Unraveling Fibromyalgia: Exploring The Neurobiology of Chronic Pain

Fibromyalgia is a chronic (long-term) illness that results in pain, fatigue, difficulty sleeping, and tenderness throughout the body. Individuals with the disease have an increased sensitivity to pain, although the exact explanation is still unknown to scientists.

Physicians and other healthcare professionals can help in managing and treating the symptoms of fibromyalgia, but there is no known cure.

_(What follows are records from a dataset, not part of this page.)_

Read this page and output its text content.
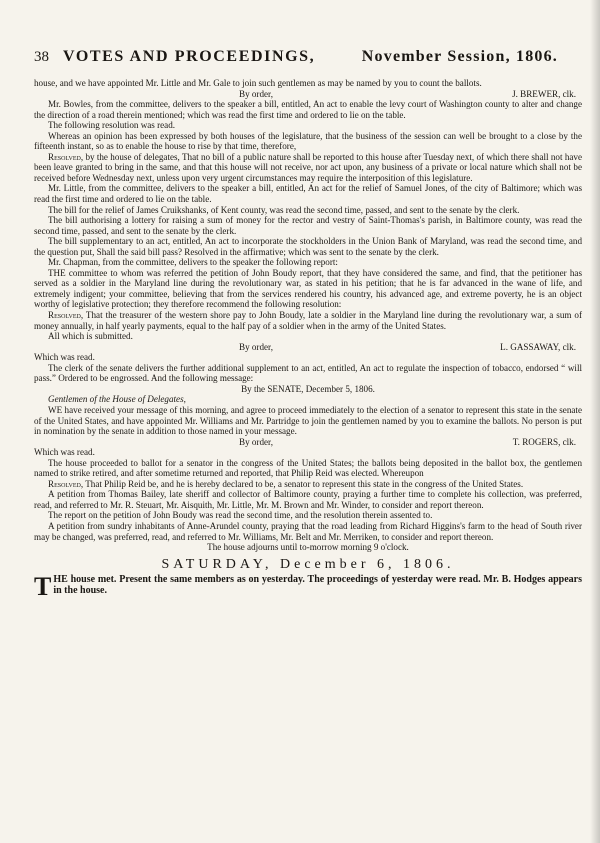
38 VOTES AND PROCEEDINGS,	November Session, 1806.

house, and we have appointed Mr. Little and Mr. Gale to join such gentlemen as may be named by you to count the ballots.

By order,	J. BREWER, clk.

Mr. Bowles, from the committee, delivers to the speaker a bill, entitled, An act to enable the levy court of Washington county to alter and change the direction of a road therein mentioned; which was read the first time and ordered to lie on the table.

The following resolution was read.

Whereas an opinion has been expressed by both houses of the legislature, that the business of the session can well be brought to a close by the fifteenth instant, so as to enable the house to rise by that time, therefore,

Resolved, by the house of delegates, That no bill of a public nature shall be reported to this house after Tuesday next, of which there shall not have been leave granted to bring in the same, and that this house will not receive, nor act upon, any business of a private or local nature which shall not be received before Wednesday next, unless upon very urgent circumstances may require the interposition of this legislature.

Mr. Little, from the committee, delivers to the speaker a bill, entitled, An act for the relief of Samuel Jones, of the city of Baltimore; which was read the first time and ordered to lie on the table.

The bill for the relief of James Cruikshanks, of Kent county, was read the second time, passed, and sent to the senate by the clerk.

The bill authorising a lottery for raising a sum of money for the rector and vestry of Saint-Thomas's parish, in Baltimore county, was read the second time, passed, and sent to the senate by the clerk.

The bill supplementary to an act, entitled, An act to incorporate the stockholders in the Union Bank of Maryland, was read the second time, and the question put, Shall the said bill pass? Resolved in the affirmative; which was sent to the senate by the clerk.

Mr. Chapman, from the committee, delivers to the speaker the following report:

THE committee to whom was referred the petition of John Boudy report, that they have considered the same, and find, that the petitioner has served as a soldier in the Maryland line during the revolutionary war, as stated in his petition; that he is far advanced in the wane of life, and extremely indigent; your committee, believing that from the services rendered his country, his advanced age, and extreme poverty, he is an object worthy of legislative protection; they therefore recommend the following resolution:

Resolved, That the treasurer of the western shore pay to John Boudy, late a soldier in the Maryland line during the revolutionary war, a sum of money annually, in half yearly payments, equal to the half pay of a soldier when in the army of the United States.

All which is submitted.

By order,	L. GASSAWAY, clk.

Which was read.

The clerk of the senate delivers the further additional supplement to an act, entitled, An act to regulate the inspection of tobacco, endorsed “ will pass.” Ordered to be engrossed. And the following message:

By the SENATE, December 5, 1806.

Gentlemen of the House of Delegates,

WE have received your message of this morning, and agree to proceed immediately to the election of a senator to represent this state in the senate of the United States, and have appointed Mr. Williams and Mr. Partridge to join the gentlemen named by you to examine the ballots. No person is put in nomination by the senate in addition to those named in your message.

By order,	T. ROGERS, clk.

Which was read.

The house proceeded to ballot for a senator in the congress of the United States; the ballots being deposited in the ballot box, the gentlemen named to strike retired, and after sometime returned and reported, that Philip Reid was elected. Whereupon

Resolved, That Philip Reid be, and he is hereby declared to be, a senator to represent this state in the congress of the United States.

A petition from Thomas Bailey, late sheriff and collector of Baltimore county, praying a further time to complete his collection, was preferred, read, and referred to Mr. R. Steuart, Mr. Aisquith, Mr. Little, Mr. M. Brown and Mr. Winder, to consider and report thereon.

The report on the petition of John Boudy was read the second time, and the resolution therein assented to.

A petition from sundry inhabitants of Anne-Arundel county, praying that the road leading from Richard Higgins's farm to the head of South river may be changed, was preferred, read, and referred to Mr. Williams, Mr. Belt and Mr. Merriken, to consider and report thereon.

The house adjourns until to-morrow morning 9 o'clock.

SATURDAY, December 6, 1806.

THE house met. Present the same members as on yesterday. The proceedings of yesterday were read. Mr. B. Hodges appears in the house.
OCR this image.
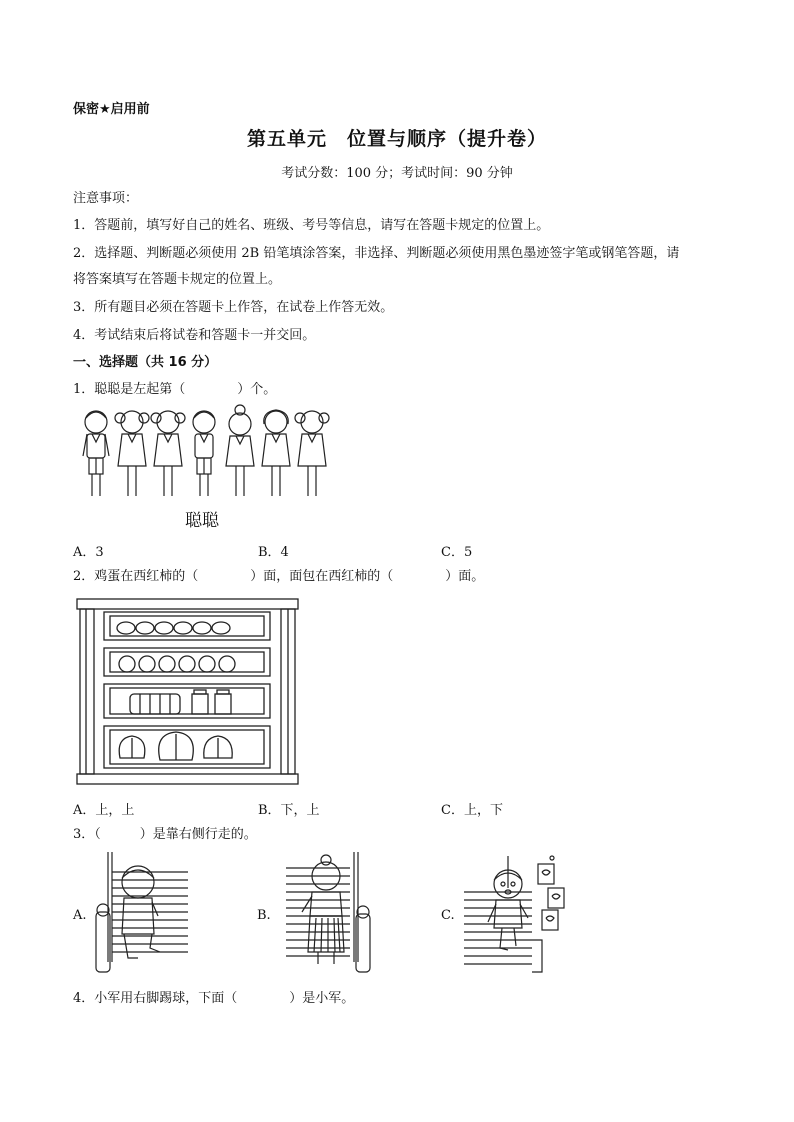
保密★启用前
第五单元　位置与顺序（提升卷）
考试分数：100 分；考试时间：90 分钟
注意事项：
1．答题前，填写好自己的姓名、班级、考号等信息，请写在答题卡规定的位置上。
2．选择题、判断题必须使用 2B 铅笔填涂答案，非选择、判断题必须使用黑色墨迹签字笔或钢笔答题，请
将答案填写在答题卡规定的位置上。
3．所有题目必须在答题卡上作答，在试卷上作答无效。
4．考试结束后将试卷和答题卡一并交回。
一、选择题（共 16 分）
1．聪聪是左起第（　　　　）个。
聪聪
A．3	B．4	C．5
2．鸡蛋在西红柿的（　　　　）面，面包在西红柿的（　　　　）面。
A．上，上	B．下，上	C．上，下
3．（　　　）是靠右侧行走的。
A.	B.	C.
4．小军用右脚踢球，下面（　　　　）是小军。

Behavioral and psychological therapies, medicine, exercise, or other movement therapies are commonly used in combination for treatment.

What are the Symptoms of Fibromyalgia?

A few of the common symptoms of fibromyalgia include:

  • An impaired reaction to pain – fibromyalgia sufferers frequently react to both painful and non-painful stimuli with pain.
  • Widespread Pain – This describes the discomfort throughout most or all of the body, the top and bottom half, as well as both sides. Frequently, it is a low-grade, dull ache that persists for at least three months.
  • Chronic Fatigue – Chronic fatigue syndrome leaves many fibromyalgia sufferers exhausted most of the time. Some people with chronic fatigue might experience daytime sleepiness, sleep disruption, and/or poor-quality sleep in general.
  • Sleep Disruptions: Individuals with chronic pain experience disturbed sleep patterns and poor-quality sleep. People who struggle to get any sleep at all due to the illness could have worse symptoms.
  • Mood Swings: People with fibromyalgia frequently experience mood swings accompanied by irregular energy levels, as well as worry and depression. Extreme psychological discomfort may be experienced by certain patients.
  • Fibro Fog: Often called “fibro fog”, chronic pain impairs a person’s ability to concentrate and think clearly. Memory and learning capacity are frequently severely compromised.

In addition to these common symptoms, fibromyalgia patients may also have obesity, temporomandibular joint abnormalities, poor posture, weakened immune systems, recurring infections, and digestive problems. Myalgic encephalomyelitis, mast cell activation syndrome, PTSD, restless leg syndrome, and myofascial pain syndrome are other disorders linked to fibromyalgia.

What Causes Fibromyalgia?

Researchers believe that the brain and spinal cord of patients suffering from fibromyalgia may have altered as a result of repetitive nerve stimulation. Atypically, high concentrations of specific brain-signaling chemicals are responsible for this alteration.

The brain’s pain receptors also appear to grow hypersensitive or to respond to both painful and non-painful impulses, as if they were developing a kind of memory of the pain.

These alterations might be the result of multiple factors, such as genetics, infections, and physical or emotional events.


A weak metabolism, physical trauma, chronic illness, and poor lifestyle choices seem to be the main risk factors for fibromyalgia. Despite their apparent use, opioids are frequently ineffectual as a form of treatment. For the treatment of symptoms, low doses of antidepressants, antiepileptics, and mild opioids may be helpful. Consistent exercise, a nutritious diet, therapy, and proper sleep hygiene can help control the symptoms of fibromyalgia.